Réflexions au sujet de la fibre
Depuis un petit temps déjà, les trottoirs de Rixensart sont l’objet d’attaques généralisées. Les tranchées s’ouvrent et se referment, le trafic piéton et cycliste est perturbé. De proche en proche, tous les quartiers y passent. Ce sont ces fameux câbles roses qui sont enfouis, enveloppant des fibres optiques qui permettront des transmissions de données au moins 10 fois plus rapide que le réseau câblé actuel.
Plusieurs villes et communes sont déjà équipées (d’abord les plus grosses), les autres vont suivre. L’investissement est à la hauteur de l’ambition : on parle de 5 milliards d’euros en 10 ans pour le réseau Proximus. Les autres opérateurs s’y mettent aussi et même s’il y a des réseaux partagés, dans certaines zones, il y aura des doubles emplois et donc des gaspillages de ressources. Vive la concurrence !
Est-on obligés ?
Oui, en quelque sorte, quoiqu’actuellement, pour 97% des foyers, notre réseau de communication câblé réponde aux standards européens. Mais l’horizon 2030, les standards européens seront grosso modo 10 fois plus exigeants. Seule la fibre optique permettra de rencontrer cet objectif.

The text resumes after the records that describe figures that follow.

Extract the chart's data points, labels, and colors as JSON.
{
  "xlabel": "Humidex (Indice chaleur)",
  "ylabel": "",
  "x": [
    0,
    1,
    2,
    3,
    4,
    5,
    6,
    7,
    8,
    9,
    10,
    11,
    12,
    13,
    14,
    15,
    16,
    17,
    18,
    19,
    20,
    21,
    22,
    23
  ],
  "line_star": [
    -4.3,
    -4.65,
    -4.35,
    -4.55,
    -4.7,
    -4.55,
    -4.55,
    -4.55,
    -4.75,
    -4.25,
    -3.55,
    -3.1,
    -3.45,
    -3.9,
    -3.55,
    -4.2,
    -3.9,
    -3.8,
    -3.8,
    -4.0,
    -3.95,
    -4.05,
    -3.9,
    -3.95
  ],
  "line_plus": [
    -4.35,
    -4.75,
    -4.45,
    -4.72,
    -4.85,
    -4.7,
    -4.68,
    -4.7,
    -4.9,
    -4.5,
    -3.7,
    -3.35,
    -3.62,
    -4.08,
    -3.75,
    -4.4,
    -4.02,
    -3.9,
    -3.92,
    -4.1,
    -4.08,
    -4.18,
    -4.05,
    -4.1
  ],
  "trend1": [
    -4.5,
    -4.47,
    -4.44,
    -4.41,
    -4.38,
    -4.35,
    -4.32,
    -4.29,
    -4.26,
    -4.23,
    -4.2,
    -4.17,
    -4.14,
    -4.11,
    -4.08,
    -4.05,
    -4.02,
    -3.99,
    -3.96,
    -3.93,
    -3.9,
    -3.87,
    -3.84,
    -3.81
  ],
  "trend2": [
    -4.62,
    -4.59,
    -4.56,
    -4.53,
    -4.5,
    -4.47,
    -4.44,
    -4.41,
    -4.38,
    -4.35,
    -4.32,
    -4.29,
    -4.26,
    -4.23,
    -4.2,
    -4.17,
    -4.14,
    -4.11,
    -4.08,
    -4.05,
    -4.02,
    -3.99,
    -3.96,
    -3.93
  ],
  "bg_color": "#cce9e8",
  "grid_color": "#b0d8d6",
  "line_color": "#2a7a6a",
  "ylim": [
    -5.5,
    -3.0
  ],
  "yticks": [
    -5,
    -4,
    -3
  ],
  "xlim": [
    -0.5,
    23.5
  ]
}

On devra alors tous y passer, alors que les débits actuels répondent aux besoins de la majorité des consommateurs ! C’est que la digitalisation de l’économie est devenue le mantra des décideurs à tous niveaux, privés comme publics, de l’européen au national et au régional. Faciliter et multiplier le télétravail, les vidéo-conférences, l’enseignement à distance, la vente et les jeux en ligne, l’intelligence artificielle, les univers immersifs, les e-guichets, e-services, etc., sont des exemples de l’inéluctable évolution de nos sociétés vers le tout au numérique.
La fuite en avant numérique
Inéluctable ? Peu de remise en cause du côté politique en tout cas. Des voix s’élèvent cependant pour s’inquiéter du devenir de notre vie sociale digitalisée et fragmentée. La « fracture numérique » menace l’exercice des droits de certains citoyens. L’impact environnemental du « tout numérique » est également régulièrement dénoncé. Rappelons que la consommation d’énergie des centres de données dans le monde atteint actuellement 1,5% de la consommation mondiale. Avec la fuite en avant numérique, ce chiffre atteindra les 3% * d’ici à 2030. Et on parle d’envoyer des centres de données en orbite, afin de limiter l’impact énergétique…
Le développement sans limite du numérique menace aussi les ressources mondiales en métaux rares, on le sait. La réponse ? Exploitons les fonds marins ! Et on n’a pas attendu M. Donald Trump et son obsession du forage à tout crin pour procéder depuis plusieurs années à des tests exploratoires dans le Pacifique, en toute discrétion. Le groupe belge DEME, détenteur de licences d’exploration, y est très actif. Quand la fuite en avant plonge dans les grands fonds après s’être envolée dans l’espace… Le grand écart !
Et le service public dans tout cela ?
Avec l’investissement en fibre optique, on peut également craindre un manque de transparence sur les coûts futurs d’investissement et d’utilisation pour les usagers. La notion de service public et d’égalité de traitement de tous les usagers s’est déjà largement estompée dans les télécoms. Est-il utopique d’espérer un retour du service public à l’occasion du déploiement de la fibre ? On ose à peine l’espérer alors qu’il serait plus justifié que jamais, les enjeux liés à la fracture numérique et à son impact sur a cohésion sociale augmentant à mesure que s’accélère la vitesse de transmission des données.